The court set aside a sanction given by governor Ch.Vidyasagar Rao to prosecute him in February 2016. It pointed out that in the absence of fresh material, the governor had no jurisdiction to review the order of the erstwhile governor. However, Mr Chavan can still be tried under the Prevention of Corruption Act. In January, 2014, the trial court had also rejected the CBI application saying there was no sanction to prosecute him under the IPC.

A division bench comprising Justice Ranjit More and Justice Sadhana Jadhav was hearing a petition filed by Ashok Chavan, who challenged the governor’s sanction to prosecute him. His counsel, Amit Desai argued that the governor’s sanction is arbitrary and politically motivated. He further argued that in 2013, the then governor Sankarnarayanan had refused to give sanction to prosecute Mr Chavan under IPC and Prevention of Corruption Act as the CBI had insufficient evidence to go ahead with the prosecution.On October 8, 2015, the CBI again approached new governor. Mr Rao and put forth the order of the J.A.Patil Commission and that of the single bench in which the court had refused to delete Chavan’s name from the list of the accused as fresh evidence. On the basis of that, Mr Rao had revised the earlier refusal and gave his sanction.

The court order said, “The sanctioning authority is independent which cannot allow itself to be influenced by any opinion. Thus, this is the case of absence of material and in the absence of material, the earlier order of refusing sanction cannot be reviewed. It is not the case of non application of mind therefore, the same must be dealt with at the earliest possible in order to avoid ignominy to the public servant and this court can
entertain the writ petition under Article 226 of the Constitution of India.”

The court had refused additional Solicitor General Anil Singh’s contention that Mr Rao’s sanction can be challenged, but at the trial stage.
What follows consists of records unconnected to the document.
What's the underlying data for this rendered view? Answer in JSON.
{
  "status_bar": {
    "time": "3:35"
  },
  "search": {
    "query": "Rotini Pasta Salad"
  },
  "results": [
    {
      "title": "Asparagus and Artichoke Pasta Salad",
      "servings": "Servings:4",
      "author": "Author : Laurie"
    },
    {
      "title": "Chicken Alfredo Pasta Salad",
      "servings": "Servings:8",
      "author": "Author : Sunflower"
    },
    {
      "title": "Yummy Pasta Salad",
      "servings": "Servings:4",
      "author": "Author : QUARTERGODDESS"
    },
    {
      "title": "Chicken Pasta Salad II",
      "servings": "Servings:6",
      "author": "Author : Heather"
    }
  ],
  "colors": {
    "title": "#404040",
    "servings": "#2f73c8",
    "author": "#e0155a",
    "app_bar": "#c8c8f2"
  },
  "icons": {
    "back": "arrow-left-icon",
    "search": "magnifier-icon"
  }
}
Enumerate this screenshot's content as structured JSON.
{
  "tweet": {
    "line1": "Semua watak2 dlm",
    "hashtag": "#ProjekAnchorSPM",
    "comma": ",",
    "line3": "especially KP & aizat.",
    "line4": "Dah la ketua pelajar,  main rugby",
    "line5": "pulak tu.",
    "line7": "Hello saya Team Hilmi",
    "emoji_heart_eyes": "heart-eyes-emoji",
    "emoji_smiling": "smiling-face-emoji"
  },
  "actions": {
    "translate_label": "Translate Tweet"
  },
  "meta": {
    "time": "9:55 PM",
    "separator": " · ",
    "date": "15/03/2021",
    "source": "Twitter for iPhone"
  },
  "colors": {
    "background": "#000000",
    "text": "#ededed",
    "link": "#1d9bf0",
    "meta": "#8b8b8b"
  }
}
The court said, “It would amount to abuse of process of law”.

“Neither the extract of the Justice J.A. Patil Commission report nor the order passed by the single judge of the court are admissible as evidence therefore, it cannot be considered.

“In the absence of fresh material, the governor has no jurisdiction to review the order of the earlier governor,” it said.

“The material which is required to be considered by the sanctioning authority is not limited to the evidence collected by the investigating agency during the course of investigation,” said Justice Ranjit More.

However, the court held that such material must be admissible and capable of being converted to evidence, which can be substantiated at the trial stage.